Hujan deras ini membuat Alfa dan Irvan harus mengurung diri di dalam rumah. Bukannya belajar untuk ujian, Alfa malah asyik bermain catur dengan Irvan. Catur aalah permainan yang sering mereka lakukan waktu kecil dulu. Sejak kecil Irvan dan Alfa sudah di ajarkan permainan asah otak ini oleh paman Irvan.

Bermain catur adalah permainan yang menyenangkan bagi Alfa, karena kenapa sangat menyenangkan, karena di sini otak Alfa di buat berpikir serius untuk membunuh raja musuhnya. Butuh kepandaian untuk bermain catur, menurut Alfa permainan catur adalah strategi perang yang simpel tetapi susah.

"Eh Alfa apa yang akan lo lakuin semisal ratu lo posisinya nggak aman? Di sana cuman tersisa raja anggap aja lo dan ratu, sementara kuda dan anak buah lo udah lenyap."

"Gue akan menjaga ratu gue."

"Kalau raja lo jaga ratu berarti raja tidak aman. Disini raja lenyap permainan kalah!"

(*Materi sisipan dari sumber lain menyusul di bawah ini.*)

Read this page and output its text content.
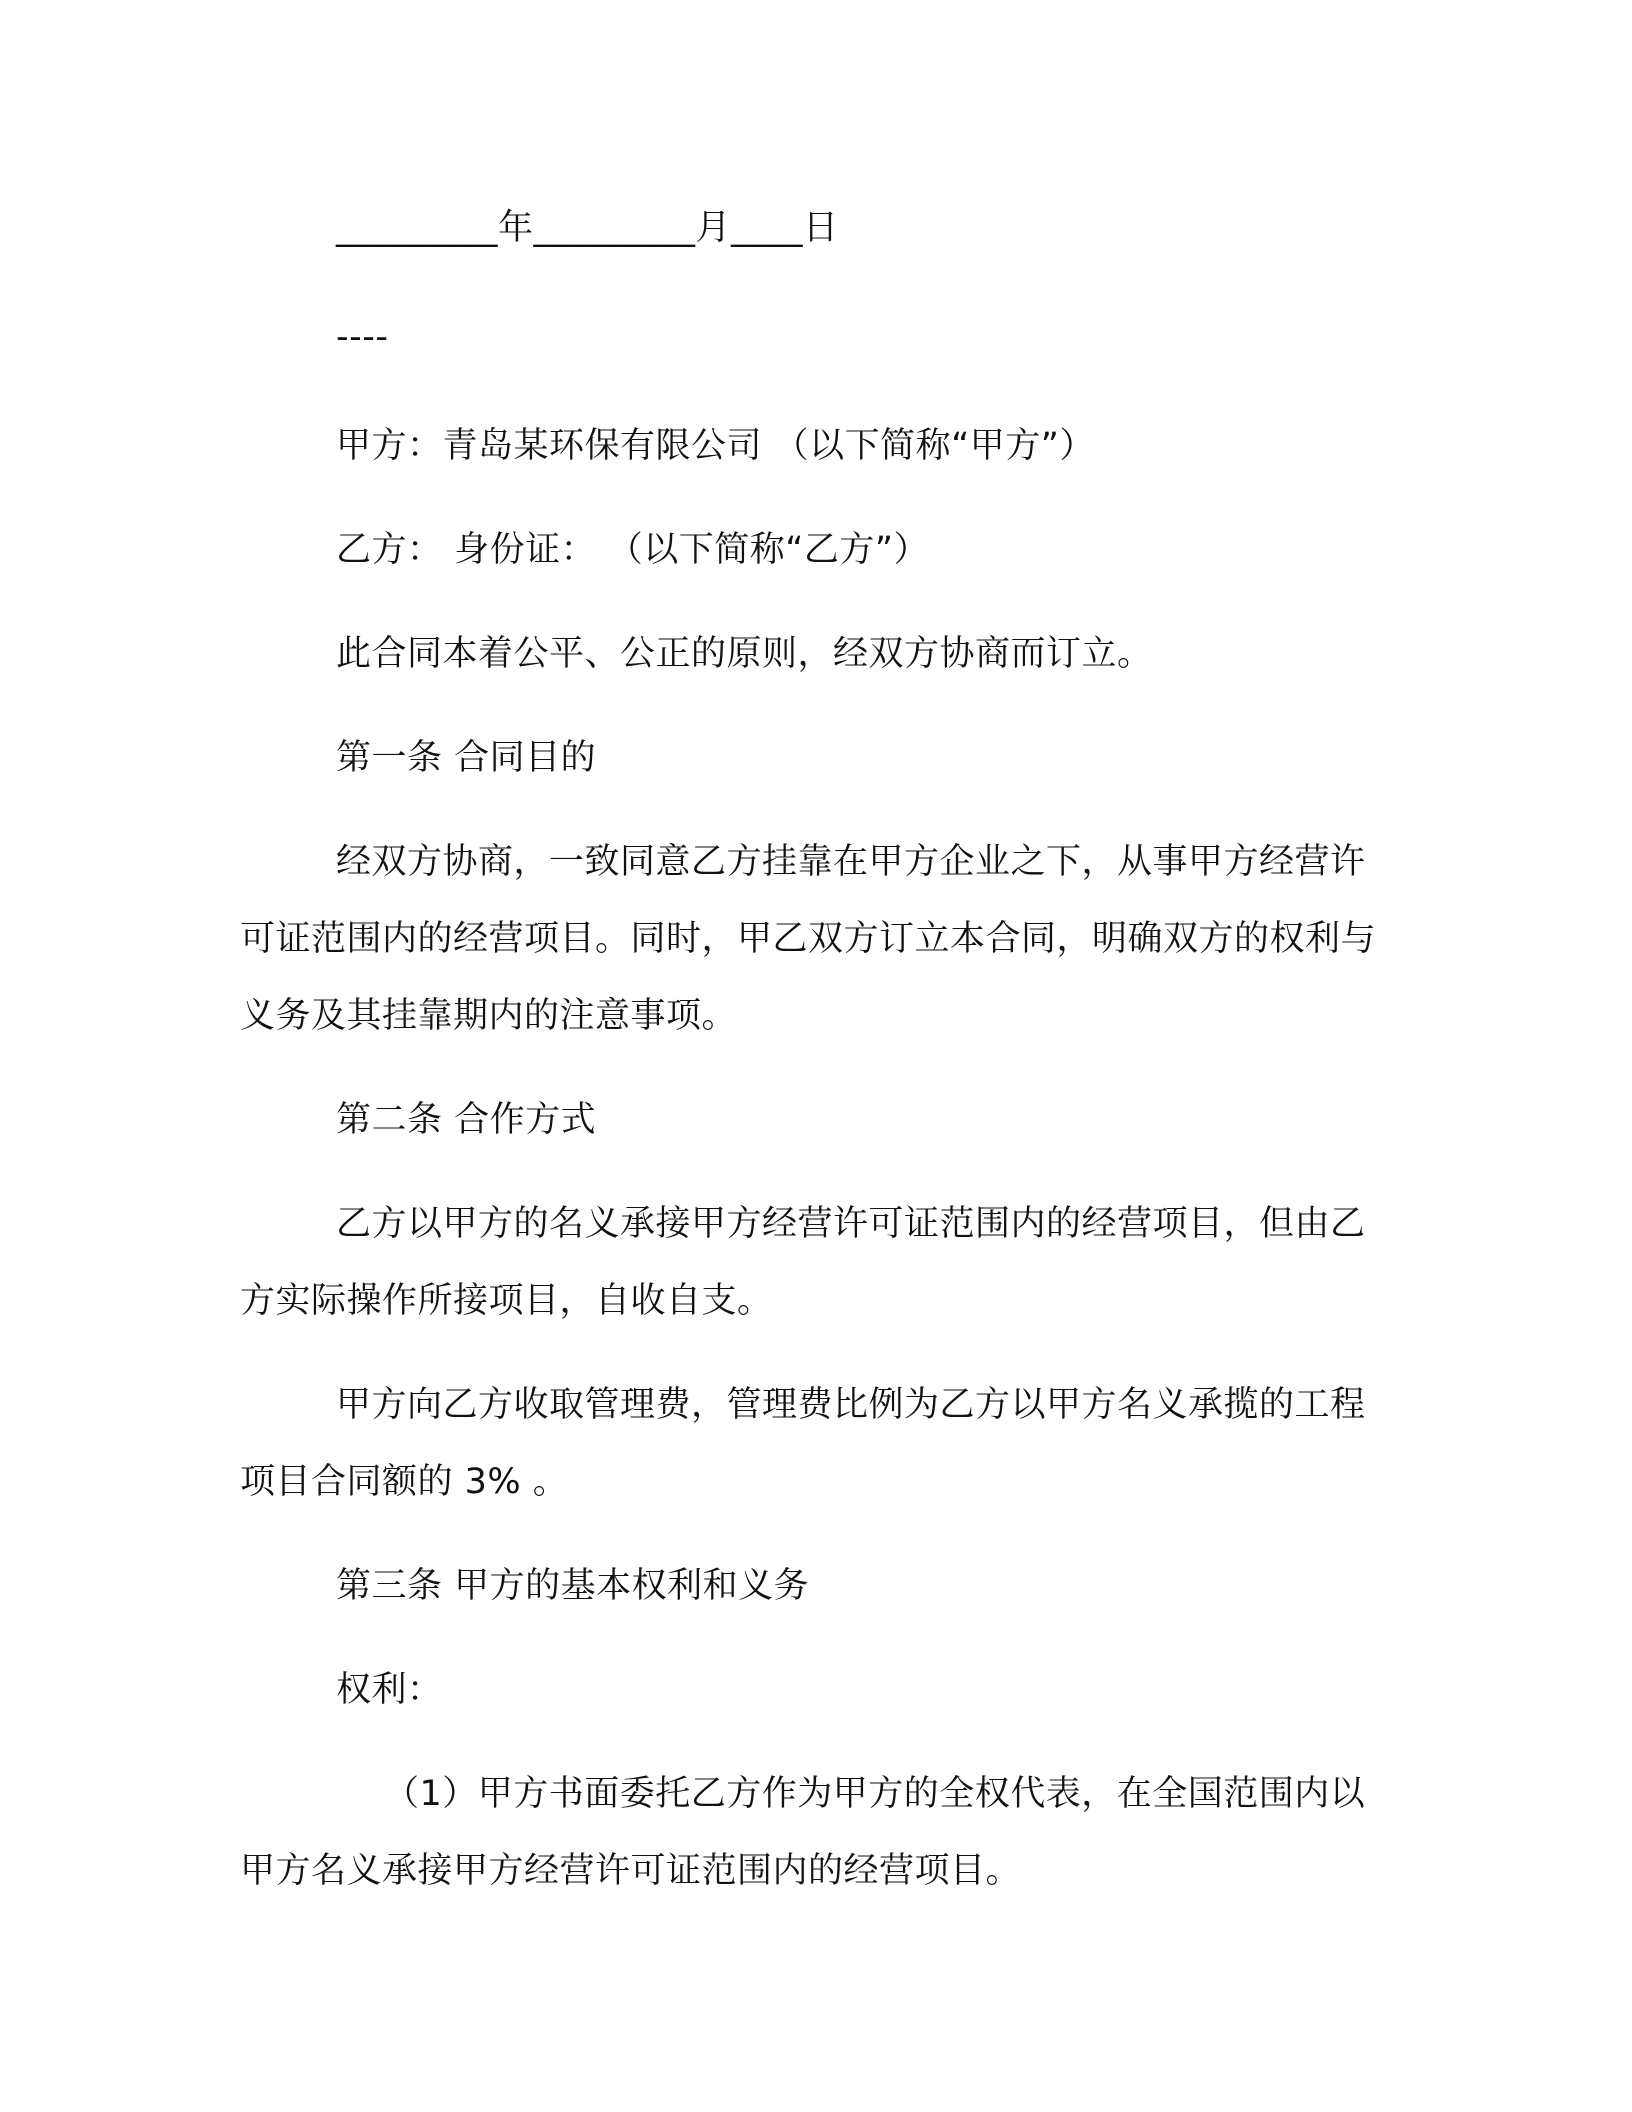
_________年_________月____日

----

甲方：青岛某环保有限公司 （以下简称“甲方”）

乙方： 身份证： （以下简称“乙方”）

此合同本着公平、公正的原则，经双方协商而订立。

第一条 合同目的

经双方协商，一致同意乙方挂靠在甲方企业之下，从事甲方经营许可证范围内的经营项目。同时，甲乙双方订立本合同，明确双方的权利与义务及其挂靠期内的注意事项。

第二条 合作方式

乙方以甲方的名义承接甲方经营许可证范围内的经营项目，但由乙方实际操作所接项目，自收自支。

甲方向乙方收取管理费，管理费比例为乙方以甲方名义承揽的工程项目合同额的 3% 。

第三条 甲方的基本权利和义务

权利：

（1）甲方书面委托乙方作为甲方的全权代表，在全国范围内以甲方名义承接甲方经营许可证范围内的经营项目。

Alfa tampak berpikir keras, pertanyaan simpel dengan jawaban yang harus dipikirkan dua kali.  Alfa menganggap ratu yang ia mainkan ini adalah mamahnya. Dalam permainan catur, ratu ruang besar untuk berjalan, ruang itu ratu gunakan untuk melindungi rajanya. Nyatanya mamahnya ini lah yang selalu melindungi dirinya agar tetap aman,. Mamahnya juga lah yang berani mengorbankan nyawanya demi keselamatan putranya. Dalam permainan catur ini, sebisa mungkin Alfa menjaga mamahnya agar tidak mati di ambil oleh musuh.

“Gue akan bertarung sendiri dan menjaga ratu gue.”

"Harusnya Ratu yang menjaga Raja buka Raja yang jagain Ratu."
Malas menjawab pertanyaan bertubi Irvan, Alfa membiarkan kawaanya itu mengoceh seenaknya.

Ponsel Alfa berdering bergetar, Alfa segera meraih ponsel itu yang ada di atas meja sebelah papan catur. Alfa membuka pesan yang masuk dari ponselnya itu. Alfa merasa tidak percaya ketika melihat chat tak dikenal yang masuk ke nomor ponselnya, mengirimkan sebuah foto. Rasanya seperti janggal.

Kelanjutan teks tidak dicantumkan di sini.